The condition or disease described in this medical article can affect both dogs and cats. If you would like to learn more about how this disease affects cats, please visit this page in the PetMD health library.
Symptoms and Types
Reaction to a blood transfusion may be classified by one of the following conditions: immune system related; acute reaction (an immediate, sudden reaction); or delayed reaction.
Acute symptoms of a reaction to blood transfusion may include fever, vomiting, weakness, incontinence, shock, collapse, and general loss of transfusion effectiveness. Symptoms of a delayed reaction are usually not directly apparent and result only in a loss of the transfusion’s effectiveness.
Many symptoms vary depending on the exact cause. Transfusion of contaminated blood can result in fever, shock, and septicemia -- an invasion of disease producing bacteria into the bloodstream. Circulatory overload resulting from rapid or excessive transfusion can result in vomiting, cough, and heart failure. Hypothermia, which can stem from transfusion of cold refrigerated blood -- usually in smaller dogs or already hypothermic (abnormally low body temperature) patients -- is evident in shivering and impaired platelet function.
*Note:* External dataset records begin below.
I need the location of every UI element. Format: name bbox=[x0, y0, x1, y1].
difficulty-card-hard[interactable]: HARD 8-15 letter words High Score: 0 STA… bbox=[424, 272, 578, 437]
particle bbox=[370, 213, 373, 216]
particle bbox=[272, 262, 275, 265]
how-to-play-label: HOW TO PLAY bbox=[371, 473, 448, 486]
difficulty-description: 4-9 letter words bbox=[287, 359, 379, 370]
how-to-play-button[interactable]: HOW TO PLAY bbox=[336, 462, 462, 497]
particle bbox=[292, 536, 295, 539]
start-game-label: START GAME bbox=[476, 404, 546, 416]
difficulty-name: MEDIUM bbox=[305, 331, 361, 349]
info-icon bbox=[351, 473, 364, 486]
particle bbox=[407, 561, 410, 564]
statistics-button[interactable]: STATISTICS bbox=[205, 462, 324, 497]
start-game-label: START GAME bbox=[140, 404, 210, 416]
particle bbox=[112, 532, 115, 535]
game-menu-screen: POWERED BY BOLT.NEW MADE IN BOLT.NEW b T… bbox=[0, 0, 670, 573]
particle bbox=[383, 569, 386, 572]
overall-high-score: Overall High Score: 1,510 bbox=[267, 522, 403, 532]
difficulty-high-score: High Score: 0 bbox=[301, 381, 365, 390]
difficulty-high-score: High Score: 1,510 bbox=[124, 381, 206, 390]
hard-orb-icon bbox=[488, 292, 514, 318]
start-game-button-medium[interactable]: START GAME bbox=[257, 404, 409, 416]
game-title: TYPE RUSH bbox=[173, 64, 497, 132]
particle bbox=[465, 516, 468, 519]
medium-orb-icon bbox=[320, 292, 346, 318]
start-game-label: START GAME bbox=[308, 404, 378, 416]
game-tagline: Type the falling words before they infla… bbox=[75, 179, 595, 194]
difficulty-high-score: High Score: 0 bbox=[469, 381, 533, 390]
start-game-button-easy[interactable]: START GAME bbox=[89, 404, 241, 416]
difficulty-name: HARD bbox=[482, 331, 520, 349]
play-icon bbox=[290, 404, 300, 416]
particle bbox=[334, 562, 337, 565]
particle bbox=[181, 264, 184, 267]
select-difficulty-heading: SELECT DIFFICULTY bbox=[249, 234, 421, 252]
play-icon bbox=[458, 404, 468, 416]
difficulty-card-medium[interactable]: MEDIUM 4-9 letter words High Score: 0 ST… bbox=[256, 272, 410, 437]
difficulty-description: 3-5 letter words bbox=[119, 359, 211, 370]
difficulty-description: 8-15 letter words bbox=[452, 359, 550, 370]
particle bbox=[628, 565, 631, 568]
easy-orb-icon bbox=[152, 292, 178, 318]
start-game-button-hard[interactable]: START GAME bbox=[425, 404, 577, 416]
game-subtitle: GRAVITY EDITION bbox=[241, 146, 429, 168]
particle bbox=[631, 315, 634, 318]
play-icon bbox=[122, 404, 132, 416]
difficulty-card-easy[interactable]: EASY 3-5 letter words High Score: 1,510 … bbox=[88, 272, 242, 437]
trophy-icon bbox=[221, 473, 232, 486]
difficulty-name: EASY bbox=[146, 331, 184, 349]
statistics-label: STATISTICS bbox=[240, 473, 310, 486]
There are several circumstances that may be responsible for a blood transfusion reaction, such as transfusion of a mismatched blood type; transfusion of contaminated blood and consequent blood-born disease from an infected donor; circulatory overload caused by too-rapid or too-large amounts of transfusion; or transfusion of damaged red blood cells which have been improperly stored (i.e., due to excessive heating or freezing). In addition to these causes, the dog’s immune system may react to various components in the donor’s blood. Symptoms will usually surface in the course of three to fourteen days.
Diagnosis of reaction to blood transfusion is based largely on symptoms that show after transfusion. Tests include a urine analysis, retesting of blood type to confirm rejection of donor blood, and a bacteria analysis of the transfused blood.
Symptoms of reaction that result in fever or hypotension (low blood pressure ) may also be diagnosed as inflammatory disease, or may be found to have been caused by an infectious disease.
If your dog exhibits a reaction to a blood transfusion, your veterinarian will immediately discontinue the transfusion and administer fluids in order to maintain the dog’s blood pressure and circulation. Depending on the severity and cause of the reaction, additional interventions may be necessary. Specific treatment depends on the cause and symptoms, and may also be administered through medication. For example, intravenous (IV) antibiotics may be given for septicemia, or for bacterial infection.
Living and Management
The patient’s basic vital signs (breathing and pulse) should be tracked before, during, and after a blood transfusion. In addition, temperature, lung sounds, and plasma color should be checked frequently.
Blood transfusion reactions may be prevented by following standard blood transfusion protocol: thorough cross-checking of blood types to assure a match, condition of donor blood to prevent infection or spread of disease, and appropriate storage of donor blood. Transfusion should begin initially at an amount of one milliliter per minute, and all transfusion activity should be appropriately recorded in the patient’s medical file.